No caso sub examem, a Agravante requereu liminarmente o depósito em juízo dos valores incontroversos das prestações apuradas em planilha de cálculo pericial contábil, ao considerar a incidência de juros abusivos, em contrapartida o Magistrado a quo indeferiu o pedido liminar, tendo em vista a ausência de probabilidade de direito, uma vez que os cálculos foram realizados de forma unilateral.

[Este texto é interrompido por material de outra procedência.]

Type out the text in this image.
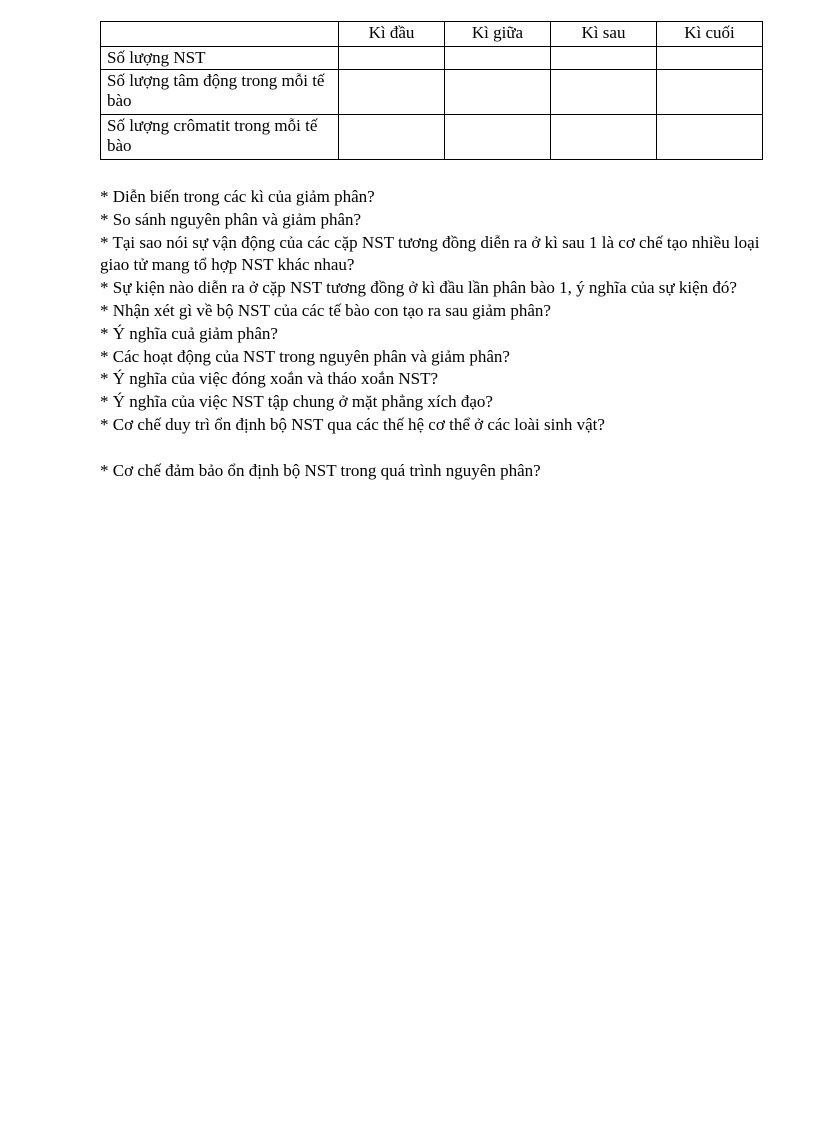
	Kì đầu	Kì giữa	Kì sau	Kì cuối
Số lượng NST				
Số lượng tâm động trong mỗi tế bào				
Số lượng crômatit trong mỗi tế bào				

* Diễn biến trong các kì của giảm phân?

* So sánh nguyên phân và giảm phân?

* Tại sao nói sự vận động của các cặp NST tương đồng diễn ra ở kì sau 1 là cơ chế tạo nhiều loại giao tử mang tổ hợp NST khác nhau?

* Sự kiện nào diễn ra ở cặp NST tương đồng ở kì đầu lần phân bào 1, ý nghĩa của sự kiện đó?

* Nhận xét gì về bộ NST của các tế bào con tạo ra sau giảm phân?

* Ý nghĩa cuả giảm phân?

* Các hoạt động của NST trong nguyên phân và giảm phân?

* Ý nghĩa của việc đóng xoắn và tháo xoắn NST?

* Ý nghĩa của việc NST tập chung ở mặt phẳng xích đạo?

* Cơ chế duy trì ổn định bộ NST qua các thế hệ cơ thể ở các loài sinh vật?

* Cơ chế đảm bảo ổn định bộ NST trong quá trình nguyên phân?
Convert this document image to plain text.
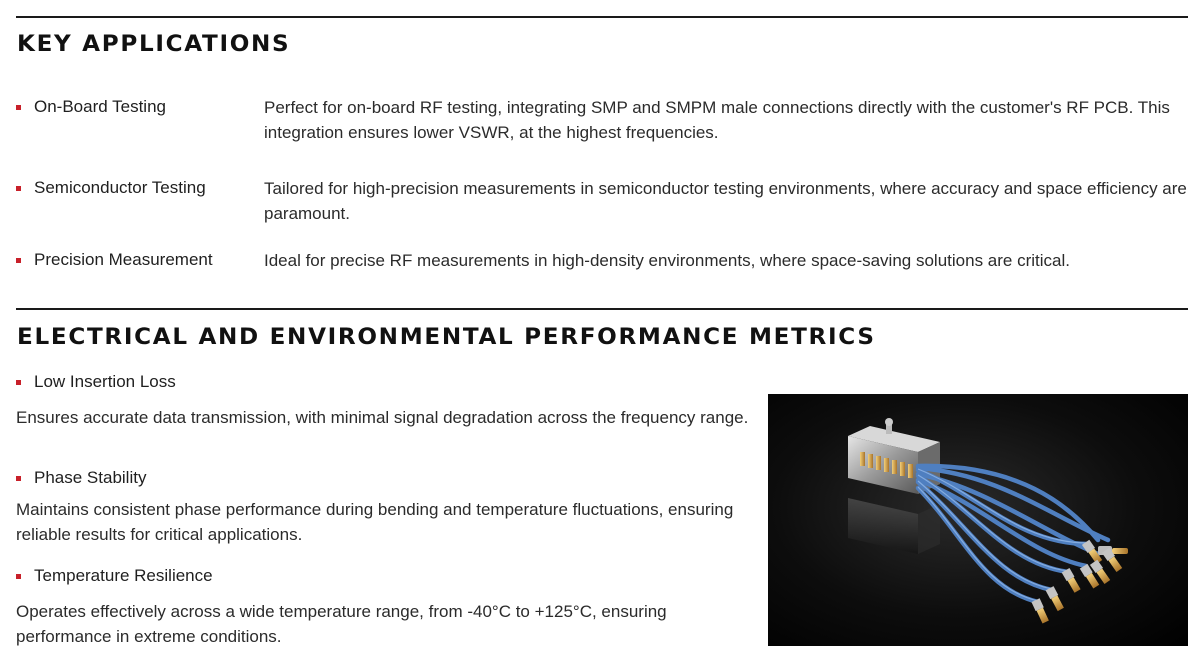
KEY APPLICATIONS
On-Board Testing	Perfect for on-board RF testing, integrating SMP and SMPM male connections directly with the customer's RF PCB. This integration ensures lower VSWR, at the highest frequencies.
Semiconductor Testing	Tailored for high-precision measurements in semiconductor testing environments, where accuracy and space efficiency are paramount.
Precision Measurement	Ideal for precise RF measurements in high-density environments, where space-saving solutions are critical.
ELECTRICAL AND ENVIRONMENTAL PERFORMANCE METRICS
Low Insertion Loss
Ensures accurate data transmission, with minimal signal degradation across the frequency range.
Phase Stability
Maintains consistent phase performance during bending and temperature fluctuations, ensuring reliable results for critical applications.
Temperature Resilience
Operates effectively across a wide temperature range, from -40°C to +125°C, ensuring performance in extreme conditions.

In casu, analisando o presente AI, verifico que a Agravante se insurge em face da decisão da agravada, pugnando pela declaração de anulação do Termo de Aditivo 01, tendo em vista a exorbitância e abusividade, bem como ausência de testemunha, evidenciando, assim, que o pedido requerido nesta via recursal, é o próprio mérito da Ação originária.

Desse modo, é de se observar pela leitura dos fundamentos tecidos nesse AI, que a Agravante confunde-se com o próprio mérito da Ação originária, o que concorre para demonstrar a natureza satisfativa do pleito, assim, diante das peculiaridades do tema em debate, é inviável a visualização prima facie do fumus boni iuris, bem como o nítido caráter satisfativo que acometerá o eventual provimento deste AI.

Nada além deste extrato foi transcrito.